For the first time since meeting Rook, she considered leaving. Storming away. Not looking back. There were other adventurers in need of magicians. She could find some different party to join, or assemble her own. And she nearly did. This, taking the runaway with them, and for nothing—no reward, nothing but charity—it was a ludicrous, senseless, idiotic decision. Not only would it provide no advantage, but now they were burdened by a child, who would follow them through the snow back to Kaimas like manacles.
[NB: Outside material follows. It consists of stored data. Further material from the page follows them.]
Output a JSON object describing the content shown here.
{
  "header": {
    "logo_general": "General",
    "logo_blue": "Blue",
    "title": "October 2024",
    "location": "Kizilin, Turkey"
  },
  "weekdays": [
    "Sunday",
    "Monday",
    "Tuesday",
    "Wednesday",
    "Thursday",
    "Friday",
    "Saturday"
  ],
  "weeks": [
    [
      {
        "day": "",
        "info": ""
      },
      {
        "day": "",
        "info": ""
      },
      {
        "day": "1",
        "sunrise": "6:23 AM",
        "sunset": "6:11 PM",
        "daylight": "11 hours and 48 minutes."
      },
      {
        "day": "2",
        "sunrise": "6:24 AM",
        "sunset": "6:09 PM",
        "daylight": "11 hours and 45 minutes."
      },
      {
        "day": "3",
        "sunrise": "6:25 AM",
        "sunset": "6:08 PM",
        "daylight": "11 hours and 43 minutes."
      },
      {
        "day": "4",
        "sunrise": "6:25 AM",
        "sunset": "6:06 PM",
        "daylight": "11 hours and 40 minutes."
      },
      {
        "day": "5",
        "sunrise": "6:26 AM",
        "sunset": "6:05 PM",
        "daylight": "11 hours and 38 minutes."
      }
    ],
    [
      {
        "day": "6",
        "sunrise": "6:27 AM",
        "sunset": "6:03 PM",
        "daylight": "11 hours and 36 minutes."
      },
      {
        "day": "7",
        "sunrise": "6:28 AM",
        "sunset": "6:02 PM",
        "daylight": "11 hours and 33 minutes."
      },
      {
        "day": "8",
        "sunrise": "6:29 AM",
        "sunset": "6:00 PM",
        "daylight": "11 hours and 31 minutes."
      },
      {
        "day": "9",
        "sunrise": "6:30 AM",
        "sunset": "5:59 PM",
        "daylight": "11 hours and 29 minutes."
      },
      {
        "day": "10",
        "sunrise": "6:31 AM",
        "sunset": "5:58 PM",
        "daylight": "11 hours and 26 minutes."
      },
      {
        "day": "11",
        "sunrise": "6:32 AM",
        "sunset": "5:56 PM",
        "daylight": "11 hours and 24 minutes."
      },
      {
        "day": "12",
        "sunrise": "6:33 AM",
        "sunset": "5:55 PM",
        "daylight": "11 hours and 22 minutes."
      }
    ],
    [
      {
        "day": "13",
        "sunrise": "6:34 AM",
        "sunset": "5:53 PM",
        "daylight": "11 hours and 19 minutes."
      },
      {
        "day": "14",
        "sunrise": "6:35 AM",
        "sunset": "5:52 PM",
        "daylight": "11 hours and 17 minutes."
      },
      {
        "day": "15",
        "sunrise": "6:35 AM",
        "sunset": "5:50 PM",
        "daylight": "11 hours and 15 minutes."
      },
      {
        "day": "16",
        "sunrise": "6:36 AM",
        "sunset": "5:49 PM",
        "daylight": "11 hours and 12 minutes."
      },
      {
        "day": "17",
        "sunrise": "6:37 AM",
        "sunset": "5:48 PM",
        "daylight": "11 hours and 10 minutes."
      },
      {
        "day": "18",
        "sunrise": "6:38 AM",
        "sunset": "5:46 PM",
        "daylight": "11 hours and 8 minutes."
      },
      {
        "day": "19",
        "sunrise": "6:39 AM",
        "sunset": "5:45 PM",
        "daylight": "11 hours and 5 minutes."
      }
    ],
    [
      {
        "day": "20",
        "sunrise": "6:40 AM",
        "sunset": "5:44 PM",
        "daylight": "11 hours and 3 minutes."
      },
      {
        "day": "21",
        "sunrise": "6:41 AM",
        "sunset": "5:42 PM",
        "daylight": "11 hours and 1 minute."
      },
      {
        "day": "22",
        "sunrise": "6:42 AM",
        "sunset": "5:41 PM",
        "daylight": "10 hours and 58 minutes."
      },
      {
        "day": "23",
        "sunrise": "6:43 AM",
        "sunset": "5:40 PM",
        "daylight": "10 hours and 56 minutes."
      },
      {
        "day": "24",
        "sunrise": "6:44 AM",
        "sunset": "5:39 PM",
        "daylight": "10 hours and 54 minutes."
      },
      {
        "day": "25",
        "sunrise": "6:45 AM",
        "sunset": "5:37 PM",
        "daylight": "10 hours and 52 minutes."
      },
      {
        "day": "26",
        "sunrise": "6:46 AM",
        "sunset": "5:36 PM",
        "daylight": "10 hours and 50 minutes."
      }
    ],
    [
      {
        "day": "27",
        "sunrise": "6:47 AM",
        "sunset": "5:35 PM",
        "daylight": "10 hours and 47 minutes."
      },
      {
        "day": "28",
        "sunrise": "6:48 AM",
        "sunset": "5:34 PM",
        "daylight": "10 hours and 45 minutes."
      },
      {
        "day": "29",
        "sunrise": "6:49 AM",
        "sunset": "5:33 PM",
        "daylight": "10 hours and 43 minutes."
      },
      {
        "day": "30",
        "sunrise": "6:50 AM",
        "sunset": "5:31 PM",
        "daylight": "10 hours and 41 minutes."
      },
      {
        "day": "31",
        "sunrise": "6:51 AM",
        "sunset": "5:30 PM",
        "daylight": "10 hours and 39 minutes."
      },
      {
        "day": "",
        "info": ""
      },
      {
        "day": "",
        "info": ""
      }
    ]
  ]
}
Eris hated children, and especially had when she herself was one. They were useless, immune to reason, and pointless burdens on all those around them. Aletheia appeared as nothing to her but a walking cheque for six thousand drachmae. To carry her without cashing her in was inconceivable. It made no sense.

But Chionos was not the place for rash action. Perhaps, if they survived, she could speak reason to Rook. And if he would not see it…she didn’t like to consider such things, but she was angry enough then to imagine herself departing back to Katharos, or elsewhere, perhaps Erimos, or Swep-Nos…

The girl had told the truth about her tribute. There was some food, a selection of jewelry, silver and gold coins, and a series of small statues carved into the rocks of the theater’s seats. Zydnus broke each off and stuck them in his backpack.

“I wonder who built this place,” Astera said as they packed up everything of worth. “It must be very old.”

“Who cares?” Zyd said. “I hope it blows up.”

They took the path down rather than risk levitation again. It was a long way and very narrow but clear of snow, and by the time night had come they were once again in the forest. They made their igloo-camp and discussed where next to go.

With the Magister’s apprentice in tow there was no option but return to Rytus via the tunnel through the mountains. Then it would be all the way back up to Kaimas. Another week on the road, and with half of a tenth of what they were promised—despite their objective fulfilled. Oh, and a new enemy made, no doubt, but at least they had a new dog. Eris, for her part, preferred Pyraz. At least he was obedient. But there was nothing to be done about it for now.

While they traveled, she resumed her place in camp far-off from the rest of them. They made their way through the tunnel and over the bridge without incident, and that whole time she did not speak a word to any of them. Even as they returned to Kaimas on empty stomachs she remained silent, sold her small share of their winnings, and retreated to the local flophouse for the night (the Ancient Cheeseman was far beyond her meager funds). There she wondered if it was her curse to be always surrounded by idiots and fools, and even as she felt hatred for Rook and the elf, she hated herself even more for being so infatuated with him still that she could not stand to quit the party.